Thursday, May 8, 2008

"We do our best and lean on each other"

The popular press coverage of aging falls mainly into two camps: 1) fight it/beat it and 2) what to do when you can't anymore.

At the May 8 Milwaukee Aging Consortium member meeting, a panel of experts entered the important middle space between resistance and resignation. Critical conversations: helping families and elders get ready for transitions went beyond advance directives for the very end of life to address planning for a longer period of change. Panelists and audience considered the questions:
  • How do we think about the time of many transitions during the last developmental stages of life?
  • How do we talk to our older clients and relatives about making practical decisions that honor their desire for control?
On the same day as the meeting, Kathleen Merryman told a story in the Tacoma News Tribune that illustrates the problems of unanticipated change.
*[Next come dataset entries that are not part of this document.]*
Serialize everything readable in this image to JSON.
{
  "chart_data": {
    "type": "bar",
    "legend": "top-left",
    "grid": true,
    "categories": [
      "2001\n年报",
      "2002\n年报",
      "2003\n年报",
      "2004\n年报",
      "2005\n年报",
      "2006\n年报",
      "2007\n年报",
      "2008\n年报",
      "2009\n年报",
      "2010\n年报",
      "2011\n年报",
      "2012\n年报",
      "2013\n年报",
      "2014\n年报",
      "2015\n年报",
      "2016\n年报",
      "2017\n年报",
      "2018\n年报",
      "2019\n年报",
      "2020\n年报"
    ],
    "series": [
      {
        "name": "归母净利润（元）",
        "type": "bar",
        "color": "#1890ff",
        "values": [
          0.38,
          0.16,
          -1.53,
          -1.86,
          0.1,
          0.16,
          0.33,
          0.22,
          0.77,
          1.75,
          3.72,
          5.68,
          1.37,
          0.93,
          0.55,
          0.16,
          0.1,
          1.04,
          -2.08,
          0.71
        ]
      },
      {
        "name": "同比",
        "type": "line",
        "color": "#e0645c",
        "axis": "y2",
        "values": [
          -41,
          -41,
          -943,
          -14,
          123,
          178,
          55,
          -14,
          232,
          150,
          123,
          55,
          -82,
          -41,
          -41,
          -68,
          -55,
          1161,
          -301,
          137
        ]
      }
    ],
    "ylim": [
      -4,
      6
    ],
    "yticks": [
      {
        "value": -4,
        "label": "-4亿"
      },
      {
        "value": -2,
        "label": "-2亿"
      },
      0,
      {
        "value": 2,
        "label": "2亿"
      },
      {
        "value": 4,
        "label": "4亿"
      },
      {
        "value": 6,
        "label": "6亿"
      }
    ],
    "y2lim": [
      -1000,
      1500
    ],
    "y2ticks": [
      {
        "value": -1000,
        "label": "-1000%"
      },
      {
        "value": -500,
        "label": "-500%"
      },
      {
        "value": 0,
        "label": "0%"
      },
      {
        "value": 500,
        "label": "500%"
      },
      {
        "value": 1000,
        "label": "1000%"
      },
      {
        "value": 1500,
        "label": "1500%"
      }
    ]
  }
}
The account of a recent shift in her family's universe begins, "Two months ago, in a Maverick gas station in Bridger, Montana, my dad backed into a post and shattered his sanity."

Merryman's 79-year-old father, who planned to live forever, was returning from a doctor's appointment with the news that he had not only an infection but an aortic aneurysm. The collision with a post marked what Merryman's mother described as "all the bonds of reason in his brain shred(ding) at once."

The collision was not caused by the aneurysm rupturing. The impact caused no physical damage to Merryman's father or mother who was also in the car. The cause of the sudden change was and remains a mystery.

But at least metaphorically, in losing his image of himself, he became someone else mentally and emotionally, someone living in a hell populated by delusions. His wife and children (one lawyer, two nurses, and others) were able to move swiftly through the maze of care options and changing housing and financial needs.

Even with the best of family support, the call for strength in the face of interpersonal friction and fatigue stunned the family. They now know "With aging, we do our best and lean on each other."

No matter how much planning has gone on, a sudden change for the worse is devastating. Unlike this story, the sudden changes in aging often follow a longer period of unrecognized decline. But having deep and honest conversations about what really matters and how to support basic values and desires can go a long way toward easing the pain.

It's probably a good idea to decide that "don't put me in a nursing home, ever" isn't the end of the conversation. It's just the beginning.

Some resources from the meeting to help in starting and sustaining the conversations include My Way, an in-depth planning tool from the Milwaukee County Department on Aging, and two documents developed by Home Instead Senior Care: 40-70 Rule 7 Tips (for conversations between Boomers and their parents), and the 40-70 Rule Guide booklet.